In a microservice system, every HTTP call to another service is a potential 30-second block. When you chain four of those sequentially in a post-processing middleware, you get a 120-second tax on every request — even though the actual work (LLM generation) took 6 seconds.
The fix is almost embarrassingly simple: asyncio.wait_for() with sensible timeouts, asyncio.create_task() for fire-and-forget side effects, and effort-based gating to skip expensive operations on cheap questions.
The harder lesson is about uvicorn workers. The "just increase workers=N" advice you'll find in every FastAPI tutorial doesn't work when your application has complex module-level initialization. Genesis is 6,400 lines with 50+ router imports, singleton initialization, signal handlers, and a lifespan context manager that starts an orchestrator. uvicorn's built-in multiprocessing spawns fresh processes that re-import all of that — and three out of four silently crashed.
Gunicorn exists because this problem is old.
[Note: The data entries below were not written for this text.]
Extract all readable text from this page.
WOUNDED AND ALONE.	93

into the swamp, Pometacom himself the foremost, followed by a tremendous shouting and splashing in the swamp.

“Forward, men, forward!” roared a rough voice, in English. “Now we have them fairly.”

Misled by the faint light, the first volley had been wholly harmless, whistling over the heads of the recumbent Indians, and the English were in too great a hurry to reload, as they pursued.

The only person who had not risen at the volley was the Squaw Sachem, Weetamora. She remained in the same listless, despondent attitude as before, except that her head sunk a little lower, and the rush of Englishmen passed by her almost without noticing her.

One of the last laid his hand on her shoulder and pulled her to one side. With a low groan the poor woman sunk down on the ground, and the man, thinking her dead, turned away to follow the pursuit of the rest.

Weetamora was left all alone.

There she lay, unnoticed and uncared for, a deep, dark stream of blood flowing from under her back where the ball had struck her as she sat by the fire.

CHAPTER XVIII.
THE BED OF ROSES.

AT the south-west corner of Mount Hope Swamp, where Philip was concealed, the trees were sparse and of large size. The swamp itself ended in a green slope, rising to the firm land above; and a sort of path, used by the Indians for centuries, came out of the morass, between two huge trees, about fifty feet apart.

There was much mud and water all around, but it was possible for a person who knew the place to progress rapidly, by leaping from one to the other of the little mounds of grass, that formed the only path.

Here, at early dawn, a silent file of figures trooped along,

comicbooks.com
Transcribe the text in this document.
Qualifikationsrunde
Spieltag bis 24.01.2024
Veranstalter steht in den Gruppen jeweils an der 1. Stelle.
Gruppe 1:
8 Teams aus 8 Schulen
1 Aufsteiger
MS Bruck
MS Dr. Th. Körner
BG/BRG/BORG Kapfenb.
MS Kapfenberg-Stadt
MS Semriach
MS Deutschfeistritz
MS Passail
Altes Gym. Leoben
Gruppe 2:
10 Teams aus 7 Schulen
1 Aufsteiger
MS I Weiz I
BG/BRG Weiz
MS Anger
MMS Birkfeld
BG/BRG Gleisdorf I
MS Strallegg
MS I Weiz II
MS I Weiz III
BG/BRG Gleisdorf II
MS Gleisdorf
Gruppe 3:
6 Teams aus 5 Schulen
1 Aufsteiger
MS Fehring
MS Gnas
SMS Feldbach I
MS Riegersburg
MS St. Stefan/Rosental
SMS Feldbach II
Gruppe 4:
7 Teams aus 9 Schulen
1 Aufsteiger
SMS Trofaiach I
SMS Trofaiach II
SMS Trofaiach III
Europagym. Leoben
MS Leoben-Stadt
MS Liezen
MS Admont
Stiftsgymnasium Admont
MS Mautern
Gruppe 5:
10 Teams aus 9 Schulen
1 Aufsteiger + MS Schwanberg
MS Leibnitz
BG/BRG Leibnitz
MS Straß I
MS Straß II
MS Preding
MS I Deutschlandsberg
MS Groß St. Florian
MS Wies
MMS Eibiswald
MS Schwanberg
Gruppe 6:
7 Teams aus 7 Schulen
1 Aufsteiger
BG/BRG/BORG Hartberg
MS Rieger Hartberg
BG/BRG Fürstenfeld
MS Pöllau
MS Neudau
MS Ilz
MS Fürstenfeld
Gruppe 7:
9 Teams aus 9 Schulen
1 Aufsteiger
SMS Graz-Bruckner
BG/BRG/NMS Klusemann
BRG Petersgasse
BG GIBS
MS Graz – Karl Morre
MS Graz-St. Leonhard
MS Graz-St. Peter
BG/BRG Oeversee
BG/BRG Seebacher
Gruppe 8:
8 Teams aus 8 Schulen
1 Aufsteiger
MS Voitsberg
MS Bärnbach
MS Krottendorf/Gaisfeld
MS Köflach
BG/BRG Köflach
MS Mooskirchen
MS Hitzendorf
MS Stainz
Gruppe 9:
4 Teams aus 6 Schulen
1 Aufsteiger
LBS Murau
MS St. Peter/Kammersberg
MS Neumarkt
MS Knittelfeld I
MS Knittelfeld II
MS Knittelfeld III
Its process management is battle-tested: proper fork lifecycle, worker monitoring with heartbeat-based kill/restart, graceful shutdown, signal forwarding, and a post_fork hook for per-worker initialization. The switch from uvicorn.run(app, workers=4) to gunicorn -k uvicorn.workers.UvicornWorker -w 8 was the difference between "workers keep dying" and "8 workers, zero errors."
Try It
If you're running AitherOS, the fix is already deployed:
# Pull latest
git pull
# Rebuild Genesis (picks up gunicorn + timeout fixes)
.DEPLOYMENT/scripts/compose.sh aitheros up -d --build aither-genesis
# Verify workers
docker logs aitheros-genesis | grep "Booting worker"
# Override worker count
# In .DEPLOYMENT/compose/docker-compose.aitheros.yml, add to Genesis environment:
# GENESIS_WORKERS: "16"
Run the benchmark yourself:
cd AitherOS
python dev/benchmarks/trick_question_benchmark.py --target aitheros
Health checks should respond instantly, even under full benchmark load. That's the whole point.